In this, “by registering particular scents in our memory, we form a bias towards a brand and we are most likely inclined to spend more when we are in that particular store,” said Githire.

Her statement ties in with a study conducted by the US Smell and Taste Research Foundation on the effects of smell on store perception, which found that consumers are willing to pay more for a product if they like the scent in a particular store.

“We placed Nike sneakers in two different rooms, one with unscented air, the other scented with a mixed floral smell. Eighty four per cent of individuals in the floral scented room said they were more likely to buy the shoes and 10 per cent were even willing to spend $10 (Sh1,030 more) more for the shoes,” said Dr Alan Hirsch, director at the research foundation in the study report.

“Interestingly, many of the subjects in the scented room said that they could not even tell that the floral scent was present, but they still liked the shoes in that room better. It is clear that smells affect our perceptions and purchase behaviour even if we cannot smell them consciously.”

Besides floral scents, research has found that consumers will spend more in a store that incorporates simple scents such as an orange or vanilla, as opposed to ‘‘complicated’’ ones, like orange-basil blended with green tea or even peppermint.

“Simple scents are more effective when consumers are shopping, we found that they tend to spend 20 per cent more money in a store when they had shopped in the presence of a simple scent,” said Eric Spangenberg, a marketing professor and dean of the Washington State University College of Business, in a report on how scents influence retail sales.

“We found that such scents are more easily processed by our brains, freeing the customer’s mind to focus on shopping.

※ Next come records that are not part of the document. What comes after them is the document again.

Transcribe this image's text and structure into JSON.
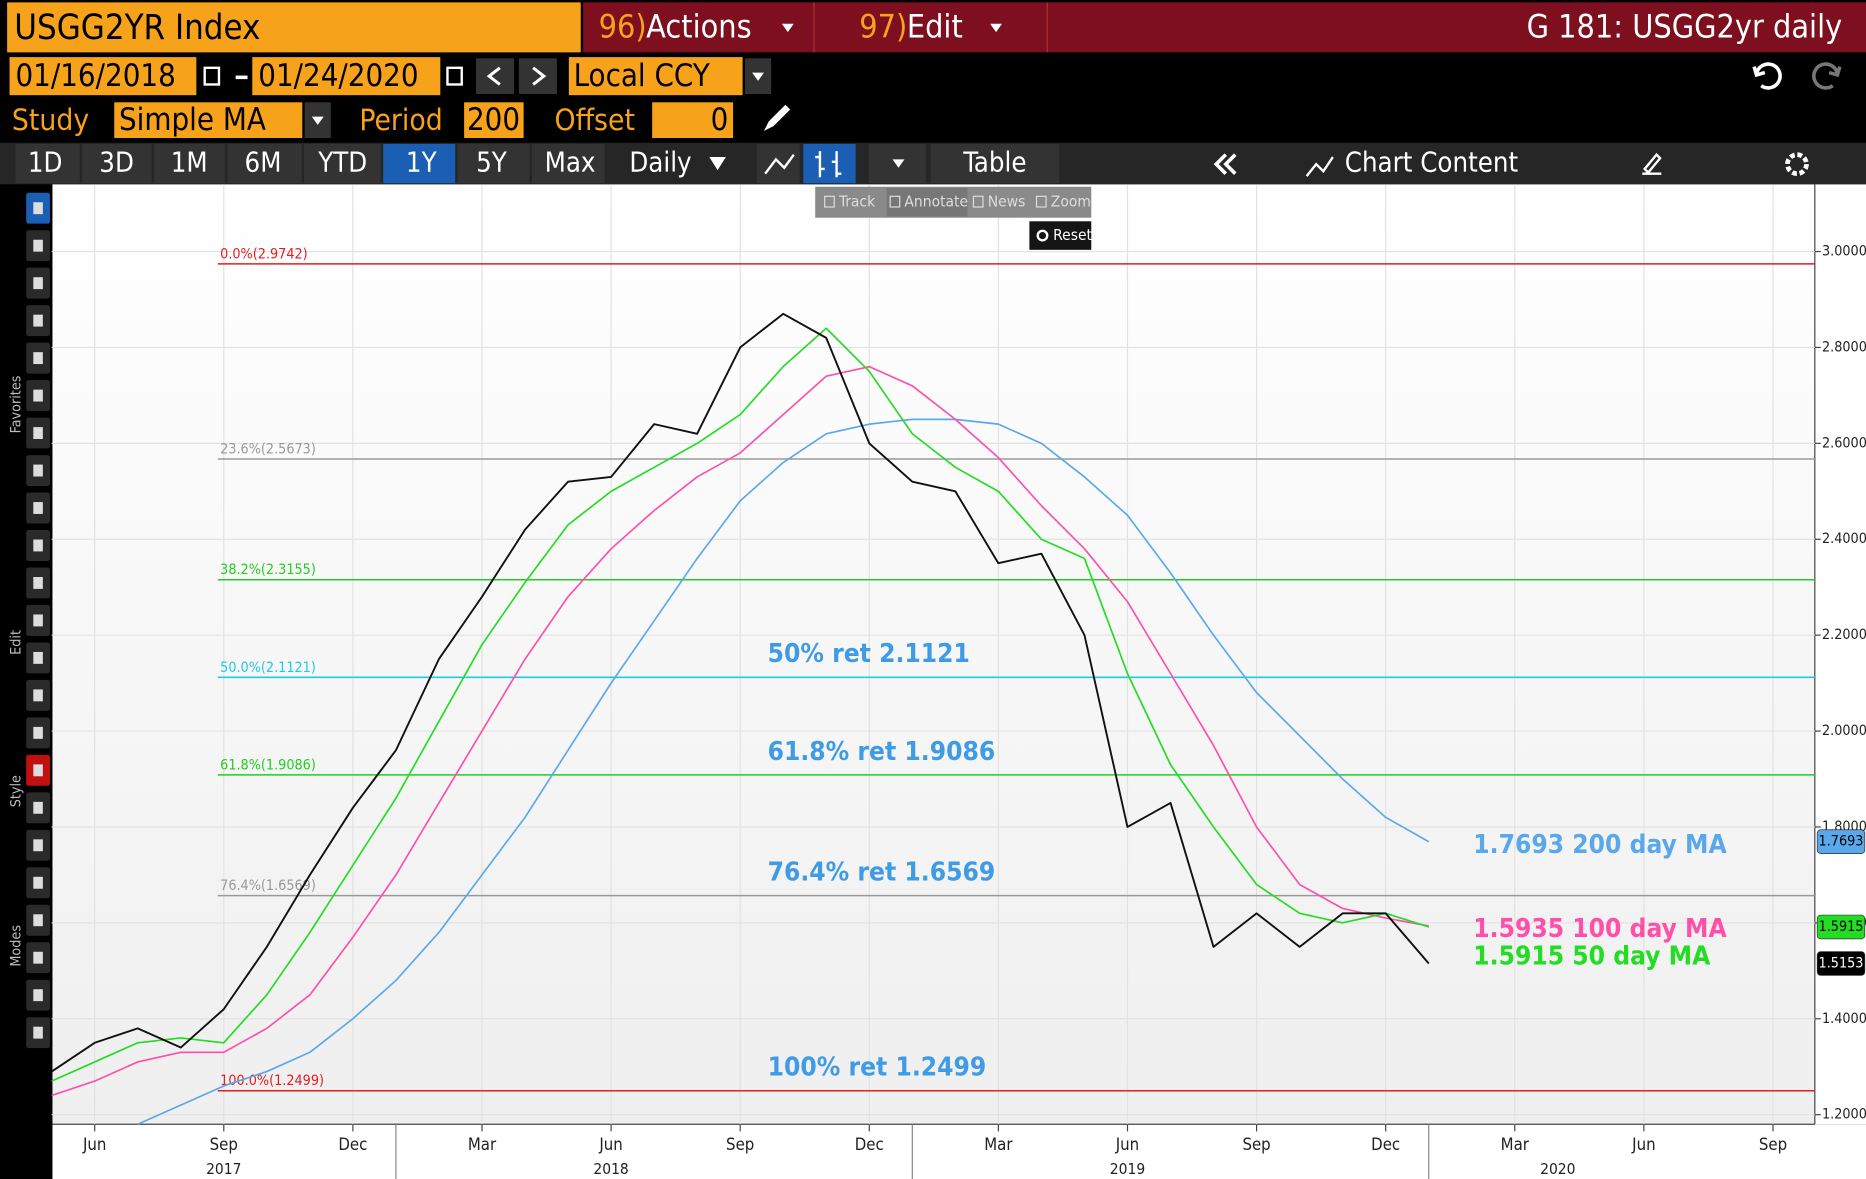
{
  "ui": {
    "security": "USGG2YR Index",
    "actions_num": "96)",
    "actions": "Actions",
    "edit_num": "97)",
    "edit": "Edit",
    "window_title": "G 181: USGG2yr daily",
    "date_from": "01/16/2018",
    "date_to": "01/24/2020",
    "currency": "Local CCY",
    "study_label": "Study",
    "study": "Simple MA",
    "period_label": "Period",
    "period": "200",
    "offset_label": "Offset",
    "offset": "0",
    "ranges": [
      "1D",
      "3D",
      "1M",
      "6M",
      "YTD",
      "1Y",
      "5Y",
      "Max"
    ],
    "active_range": "1Y",
    "frequency": "Daily",
    "table": "Table",
    "chart_content": "Chart Content",
    "tools": [
      "Track",
      "Annotate",
      "News",
      "Zoom"
    ],
    "reset": "Reset",
    "sidebar": [
      "Favorites",
      "Edit",
      "Style",
      "Modes"
    ]
  },
  "chart_data": {
    "type": "line",
    "grid": true,
    "x": [
      "2017-05",
      "2017-06",
      "2017-07",
      "2017-08",
      "2017-09",
      "2017-10",
      "2017-11",
      "2017-12",
      "2018-01",
      "2018-02",
      "2018-03",
      "2018-04",
      "2018-05",
      "2018-06",
      "2018-07",
      "2018-08",
      "2018-09",
      "2018-10",
      "2018-11",
      "2018-12",
      "2019-01",
      "2019-02",
      "2019-03",
      "2019-04",
      "2019-05",
      "2019-06",
      "2019-07",
      "2019-08",
      "2019-09",
      "2019-10",
      "2019-11",
      "2019-12",
      "2020-01"
    ],
    "series": [
      {
        "name": "USGG2YR Index",
        "color": "#111111",
        "badge": "1.5153",
        "badge_color": "#000000",
        "values": [
          1.29,
          1.35,
          1.38,
          1.34,
          1.42,
          1.55,
          1.7,
          1.84,
          1.96,
          2.15,
          2.28,
          2.42,
          2.52,
          2.53,
          2.64,
          2.62,
          2.8,
          2.87,
          2.82,
          2.6,
          2.52,
          2.5,
          2.35,
          2.37,
          2.2,
          1.8,
          1.85,
          1.55,
          1.62,
          1.55,
          1.62,
          1.62,
          1.5153
        ]
      },
      {
        "name": "50 day MA",
        "color": "#22dd22",
        "label": "1.5915 50 day MA",
        "badge": "1.5915",
        "badge_color": "#22dd22",
        "values": [
          1.27,
          1.31,
          1.35,
          1.36,
          1.35,
          1.45,
          1.58,
          1.72,
          1.86,
          2.02,
          2.18,
          2.31,
          2.43,
          2.5,
          2.55,
          2.6,
          2.66,
          2.76,
          2.84,
          2.75,
          2.62,
          2.55,
          2.5,
          2.4,
          2.36,
          2.12,
          1.93,
          1.8,
          1.68,
          1.62,
          1.6,
          1.62,
          1.5915
        ]
      },
      {
        "name": "100 day MA",
        "color": "#ff4fa8",
        "label": "1.5935 100 day MA",
        "values": [
          1.24,
          1.27,
          1.31,
          1.33,
          1.33,
          1.38,
          1.45,
          1.57,
          1.7,
          1.85,
          2.0,
          2.15,
          2.28,
          2.38,
          2.46,
          2.53,
          2.58,
          2.66,
          2.74,
          2.76,
          2.72,
          2.65,
          2.57,
          2.47,
          2.38,
          2.27,
          2.12,
          1.97,
          1.8,
          1.68,
          1.63,
          1.61,
          1.5935
        ]
      },
      {
        "name": "200 day MA",
        "color": "#5aa8ec",
        "label": "1.7693 200 day MA",
        "badge": "1.7693",
        "badge_color": "#5aa8ec",
        "values": [
          null,
          null,
          1.18,
          1.22,
          1.26,
          1.29,
          1.33,
          1.4,
          1.48,
          1.58,
          1.7,
          1.82,
          1.96,
          2.1,
          2.23,
          2.36,
          2.48,
          2.56,
          2.62,
          2.64,
          2.65,
          2.65,
          2.64,
          2.6,
          2.53,
          2.45,
          2.33,
          2.2,
          2.08,
          1.99,
          1.9,
          1.82,
          1.7693
        ]
      }
    ],
    "levels": [
      {
        "value": 2.9742,
        "label": "0.0%(2.9742)",
        "color": "#e02020"
      },
      {
        "value": 2.5673,
        "label": "23.6%(2.5673)",
        "color": "#999999"
      },
      {
        "value": 2.3155,
        "label": "38.2%(2.3155)",
        "color": "#22cc22"
      },
      {
        "value": 2.1121,
        "label": "50.0%(2.1121)",
        "color": "#22c8e8",
        "annotation": "50% ret 2.1121"
      },
      {
        "value": 1.9086,
        "label": "61.8%(1.9086)",
        "color": "#22cc22",
        "annotation": "61.8% ret 1.9086"
      },
      {
        "value": 1.6569,
        "label": "76.4%(1.6569)",
        "color": "#999999",
        "annotation": "76.4% ret 1.6569"
      },
      {
        "value": 1.2499,
        "label": "100.0%(1.2499)",
        "color": "#e02020",
        "annotation": "100% ret 1.2499"
      }
    ],
    "annotation_color": "#3f9be6",
    "xlim": [
      "2017-05",
      "2020-10"
    ],
    "xticks": [
      {
        "value": "2017-06",
        "label": "Jun"
      },
      {
        "value": "2017-09",
        "label": "Sep"
      },
      {
        "value": "2017-12",
        "label": "Dec"
      },
      {
        "value": "2018-03",
        "label": "Mar"
      },
      {
        "value": "2018-06",
        "label": "Jun"
      },
      {
        "value": "2018-09",
        "label": "Sep"
      },
      {
        "value": "2018-12",
        "label": "Dec"
      },
      {
        "value": "2019-03",
        "label": "Mar"
      },
      {
        "value": "2019-06",
        "label": "Jun"
      },
      {
        "value": "2019-09",
        "label": "Sep"
      },
      {
        "value": "2019-12",
        "label": "Dec"
      },
      {
        "value": "2020-03",
        "label": "Mar"
      },
      {
        "value": "2020-06",
        "label": "Jun"
      },
      {
        "value": "2020-09",
        "label": "Sep"
      }
    ],
    "years": [
      {
        "value": "2017-09",
        "label": "2017"
      },
      {
        "value": "2018-06",
        "label": "2018"
      },
      {
        "value": "2019-06",
        "label": "2019"
      },
      {
        "value": "2020-04",
        "label": "2020"
      }
    ],
    "ylim": [
      1.18,
      3.14
    ],
    "yticks": [
      {
        "value": 1.2,
        "label": "1.2000"
      },
      {
        "value": 1.4,
        "label": "1.4000"
      },
      {
        "value": 1.6,
        "label": "1.6000"
      },
      {
        "value": 1.8,
        "label": "1.8000"
      },
      {
        "value": 2.0,
        "label": "2.0000"
      },
      {
        "value": 2.2,
        "label": "2.2000"
      },
      {
        "value": 2.4,
        "label": "2.4000"
      },
      {
        "value": 2.6,
        "label": "2.6000"
      },
      {
        "value": 2.8,
        "label": "2.8000"
      },
      {
        "value": 3.0,
        "label": "3.0000"
      }
    ]
  }
}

‘‘But when that bandwidth is unavailable or when a complicated smell is introduced, customers do not perform cognitive tasks as effectively, this is because most people are processing it at an unconscious level, but it is impacting their decisions.

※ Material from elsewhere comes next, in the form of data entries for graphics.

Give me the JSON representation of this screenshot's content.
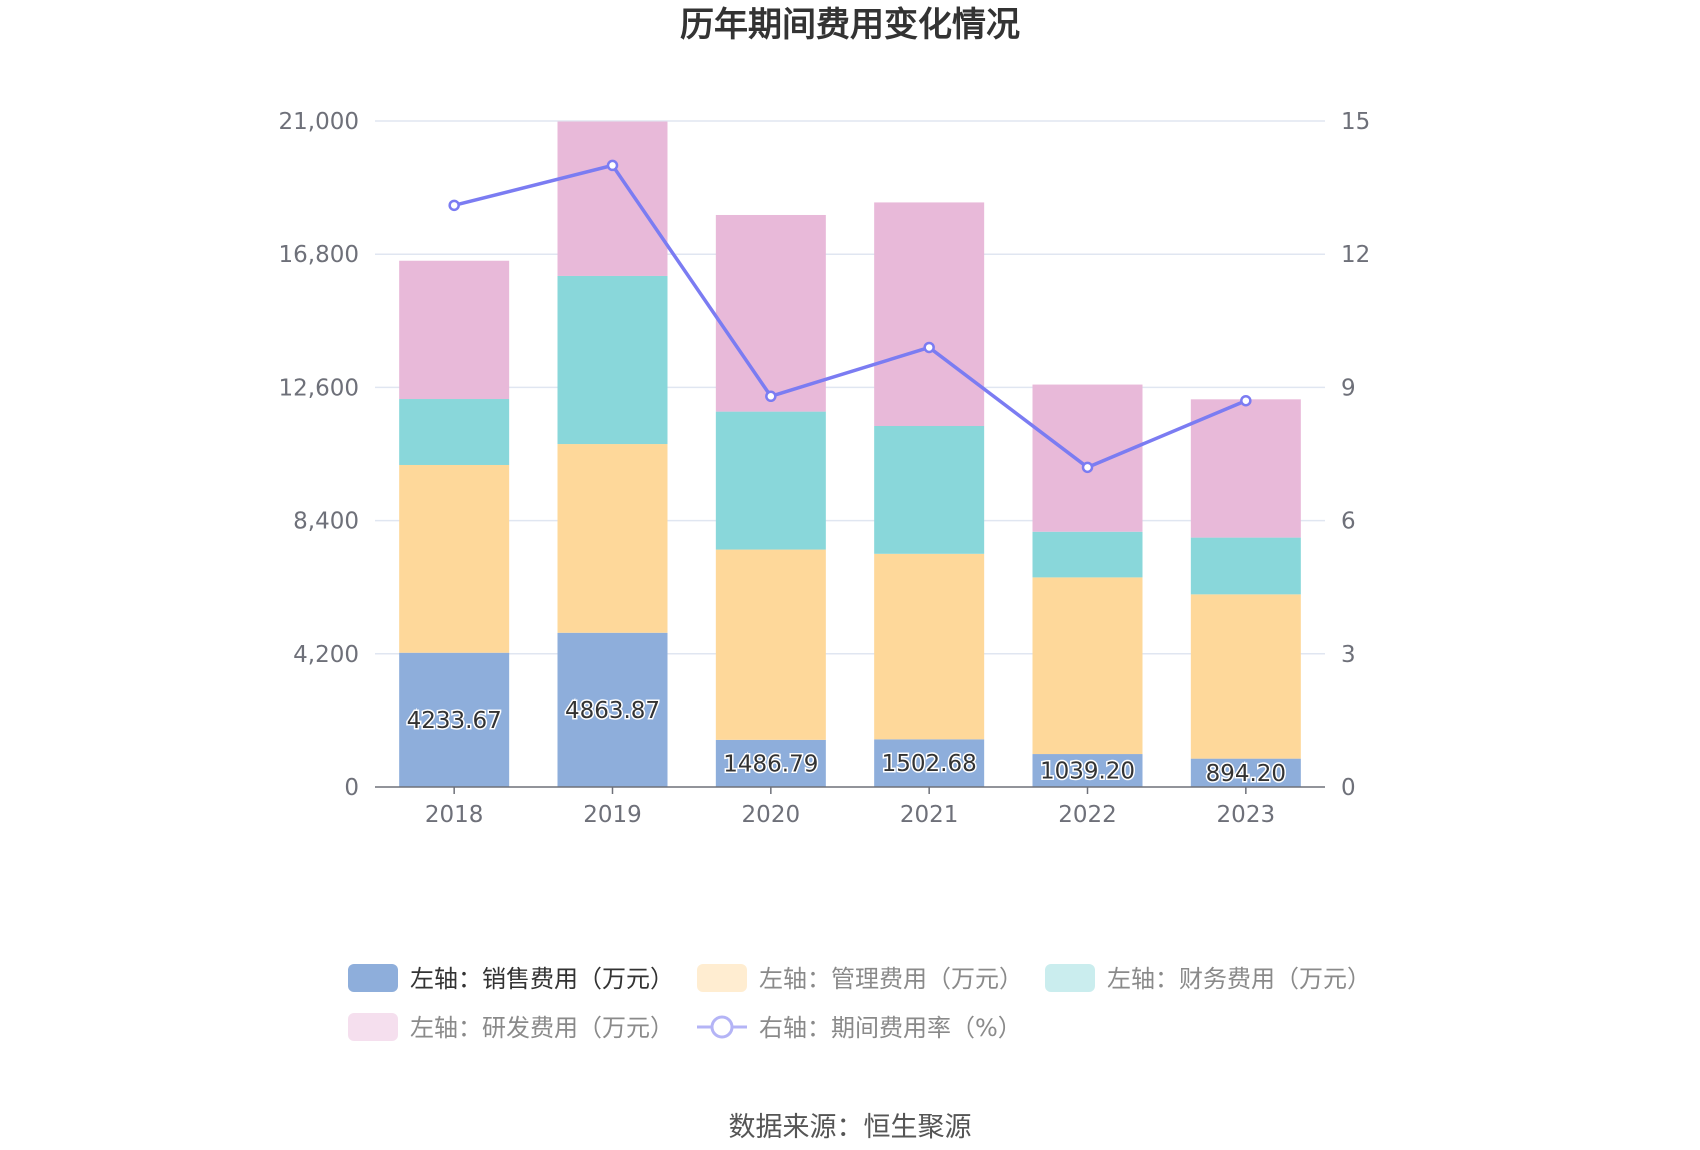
{
  "chart_data": {
    "type": "bar",
    "title": "历年期间费用变化情况",
    "categories": [
      "2018",
      "2019",
      "2020",
      "2021",
      "2022",
      "2023"
    ],
    "series": [
      {
        "name": "左轴：销售费用（万元）",
        "axis": "left",
        "color": "#8eaedb",
        "values": [
          4233.67,
          4863.87,
          1486.79,
          1502.68,
          1039.2,
          894.2
        ],
        "labels": [
          "4233.67",
          "4863.87",
          "1486.79",
          "1502.68",
          "1039.20",
          "894.20"
        ]
      },
      {
        "name": "左轴：管理费用（万元）",
        "axis": "left",
        "color": "#fed89a",
        "values": [
          5920,
          5950,
          6000,
          5850,
          5570,
          5180
        ]
      },
      {
        "name": "左轴：财务费用（万元）",
        "axis": "left",
        "color": "#89d7da",
        "values": [
          2080,
          5300,
          4350,
          4030,
          1440,
          1790
        ]
      },
      {
        "name": "左轴：研发费用（万元）",
        "axis": "left",
        "color": "#e8b9d9",
        "values": [
          4360,
          4870,
          6200,
          7050,
          4640,
          4360
        ]
      },
      {
        "name": "右轴：期间费用率（%）",
        "axis": "right",
        "type": "line",
        "color": "#7b7cf2",
        "values": [
          13.1,
          14.0,
          8.8,
          9.9,
          7.2,
          8.7
        ]
      }
    ],
    "y_left": {
      "min": 0,
      "max": 21000,
      "ticks": [
        "0",
        "4,200",
        "8,400",
        "12,600",
        "16,800",
        "21,000"
      ]
    },
    "y_right": {
      "min": 0,
      "max": 15,
      "ticks": [
        "0",
        "3",
        "6",
        "9",
        "12",
        "15"
      ]
    },
    "grid": true,
    "legend_position": "bottom"
  },
  "source": "数据来源：恒生聚源"
}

‘‘The important thing from the retailer’s perspective and the marketer’s perspective is that a pleasant scent is not necessarily an effective scent.”
Spangenberg also found that when feminine scents, such as vanilla, are incorporated in a clothing store, sales of women’s clothes doubled and the same applies in men’s clothing store when masculine scents such as rose marc are used.

“Men will not linger in a store that smells feminine and women will not dwell in a store that smells masculine,” he said.